L'errore da non fare
L'errore più comune è non calcolare bene lo spessore durante la formazione. Se gli umbricelli sono troppo sottili, si rompono durante la cottura o assorbono troppo sugo diventando molli e insipidi. Se sono troppo spessi, il cuore della pasta rimane duro mentre l'esterno è già cotto. Lo spessore giusto è simile a quello di una matita grossa, misurato con lo sguardo durante la laminazione.
I nostri consigli
- Prepara gli umbricelli al mattino e congelali su un vassoio con carta farina: si conservano perfettamente fino a 3 mesi. Cuocili direttamente da congelati, aggiungendo un minuto di cottura in più.
- Se la pasta diventa troppo secca durante l'impasto, non versare acqua ma bagna le dita e tocca la pasta: l'umidità naturale spesso basta. L'acqua tende a creare glutine in eccesso e la pasta diventa gommosa.
- Abbinali a sughi importanti: ragù di manzo, sugo di lepre, ragù di cinghiale, condimento di funghi porcini secchi, burro e salvia, olio aglio e peperoncino ricco di aglio soffritto.

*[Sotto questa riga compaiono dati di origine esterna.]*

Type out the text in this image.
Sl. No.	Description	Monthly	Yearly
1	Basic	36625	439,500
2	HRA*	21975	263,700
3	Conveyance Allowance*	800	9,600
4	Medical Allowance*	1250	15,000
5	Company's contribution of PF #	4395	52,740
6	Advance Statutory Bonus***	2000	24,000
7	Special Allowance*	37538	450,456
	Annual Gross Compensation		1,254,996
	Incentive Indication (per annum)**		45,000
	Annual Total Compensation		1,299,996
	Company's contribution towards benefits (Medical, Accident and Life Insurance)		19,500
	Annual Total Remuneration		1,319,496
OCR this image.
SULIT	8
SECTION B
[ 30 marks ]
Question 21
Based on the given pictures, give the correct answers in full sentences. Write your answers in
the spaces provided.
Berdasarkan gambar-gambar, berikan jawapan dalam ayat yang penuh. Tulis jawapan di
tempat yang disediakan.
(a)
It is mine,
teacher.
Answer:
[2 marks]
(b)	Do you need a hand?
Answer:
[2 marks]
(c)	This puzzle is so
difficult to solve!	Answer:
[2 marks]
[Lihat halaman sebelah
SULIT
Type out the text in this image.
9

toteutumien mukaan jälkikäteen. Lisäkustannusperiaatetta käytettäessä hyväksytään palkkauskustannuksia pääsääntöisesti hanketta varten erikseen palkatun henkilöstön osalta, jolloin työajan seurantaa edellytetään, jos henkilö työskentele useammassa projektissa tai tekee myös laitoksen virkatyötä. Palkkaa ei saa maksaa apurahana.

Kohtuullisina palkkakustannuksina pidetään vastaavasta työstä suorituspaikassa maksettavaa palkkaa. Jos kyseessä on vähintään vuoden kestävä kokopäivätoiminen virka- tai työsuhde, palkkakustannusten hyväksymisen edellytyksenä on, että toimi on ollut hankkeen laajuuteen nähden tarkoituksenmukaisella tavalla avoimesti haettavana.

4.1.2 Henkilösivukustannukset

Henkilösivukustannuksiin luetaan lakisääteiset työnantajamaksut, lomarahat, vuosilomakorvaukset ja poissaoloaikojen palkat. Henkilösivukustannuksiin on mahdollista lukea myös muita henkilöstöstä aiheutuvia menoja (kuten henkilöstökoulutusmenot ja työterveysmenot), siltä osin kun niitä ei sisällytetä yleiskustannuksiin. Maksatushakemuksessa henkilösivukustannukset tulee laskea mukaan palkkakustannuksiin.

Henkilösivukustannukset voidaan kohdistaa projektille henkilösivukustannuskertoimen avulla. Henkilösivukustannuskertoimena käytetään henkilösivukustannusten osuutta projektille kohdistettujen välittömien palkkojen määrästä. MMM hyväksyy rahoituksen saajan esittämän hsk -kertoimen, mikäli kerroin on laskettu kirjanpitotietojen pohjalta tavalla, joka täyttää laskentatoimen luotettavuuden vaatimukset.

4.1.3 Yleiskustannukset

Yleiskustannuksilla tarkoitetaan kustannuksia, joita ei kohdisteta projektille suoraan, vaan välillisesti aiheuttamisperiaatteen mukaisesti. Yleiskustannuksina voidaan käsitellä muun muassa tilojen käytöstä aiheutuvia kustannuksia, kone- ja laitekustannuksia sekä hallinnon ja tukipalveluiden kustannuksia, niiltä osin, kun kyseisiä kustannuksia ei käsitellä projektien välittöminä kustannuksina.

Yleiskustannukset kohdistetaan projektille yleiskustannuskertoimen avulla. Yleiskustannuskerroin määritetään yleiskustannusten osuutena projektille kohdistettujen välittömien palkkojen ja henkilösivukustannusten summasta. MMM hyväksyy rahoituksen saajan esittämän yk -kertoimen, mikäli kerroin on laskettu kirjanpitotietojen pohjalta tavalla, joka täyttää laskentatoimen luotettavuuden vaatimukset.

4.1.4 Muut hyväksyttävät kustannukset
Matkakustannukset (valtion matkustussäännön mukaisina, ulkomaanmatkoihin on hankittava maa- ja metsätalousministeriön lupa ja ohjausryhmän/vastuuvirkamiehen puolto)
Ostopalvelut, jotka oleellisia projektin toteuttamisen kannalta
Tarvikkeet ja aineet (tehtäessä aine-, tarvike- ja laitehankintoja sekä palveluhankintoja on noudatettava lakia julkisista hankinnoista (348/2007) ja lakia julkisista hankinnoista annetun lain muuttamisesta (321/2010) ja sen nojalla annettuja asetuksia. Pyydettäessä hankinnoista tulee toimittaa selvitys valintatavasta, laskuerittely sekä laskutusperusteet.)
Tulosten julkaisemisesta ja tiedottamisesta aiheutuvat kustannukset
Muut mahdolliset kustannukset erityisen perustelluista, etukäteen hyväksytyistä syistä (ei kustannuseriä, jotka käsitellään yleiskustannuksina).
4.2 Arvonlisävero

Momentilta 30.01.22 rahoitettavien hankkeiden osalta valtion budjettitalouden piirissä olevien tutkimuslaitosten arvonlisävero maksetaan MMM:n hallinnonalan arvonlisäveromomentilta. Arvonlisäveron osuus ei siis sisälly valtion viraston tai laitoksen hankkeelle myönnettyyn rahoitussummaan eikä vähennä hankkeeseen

- Per velocizzare, puoi usare una macchina per la pasta fresca con gli attacchi a filiere per estrudere cilindri, ma il risultato artigianale fatto a mano ha una consistenza diversa e più irregolare nel migliore dei modi.
Quando prepararla
Gli umbricelli si preparano bene tutto l'anno, ma sono particolarmente apprezzati in autunno e inverno quando i sughi corposi trovano il loro spazio naturale in tavola. Sono ideali per cene in famiglia nel fine settimana, quando il tempo per prepararli a mano non manca e il piacere di mangiare pasta fresca fatta in casa merita il tempo impiegato.
Domande frequenti
- Posso fare gli umbricelli senza uova? Sì, usando solo farina e acqua leggermente salata, ma l'impasto sarà più fragile e meno elastico. Le uova regalano consistenza e permettono di farli più facilmente a mano.
- Quanto posso conservarli in frigo se non cotti? Massimo 2 giorni in un contenitore coperto. La pasta fresca all'uovo si deteriora rapidamente. Il freezer è la scelta migliore per conservarli più a lungo.
- Quali sughi vanno bene con gli umbricelli? I sughi toscani tradizionali: ragù con carne macinata, lepre, cinghiale, funghi porcini. Non usare sughi acquosi o troppo leggeri, che scivolerebbero via dalla pasta.
- Devo cuocerli in brodo anziché in acqua salata? In acqua salata vanno benissimo. Il brodo può coprire il sapore naturale della pasta, soprattutto se fatto in casa con ingredienti delicati.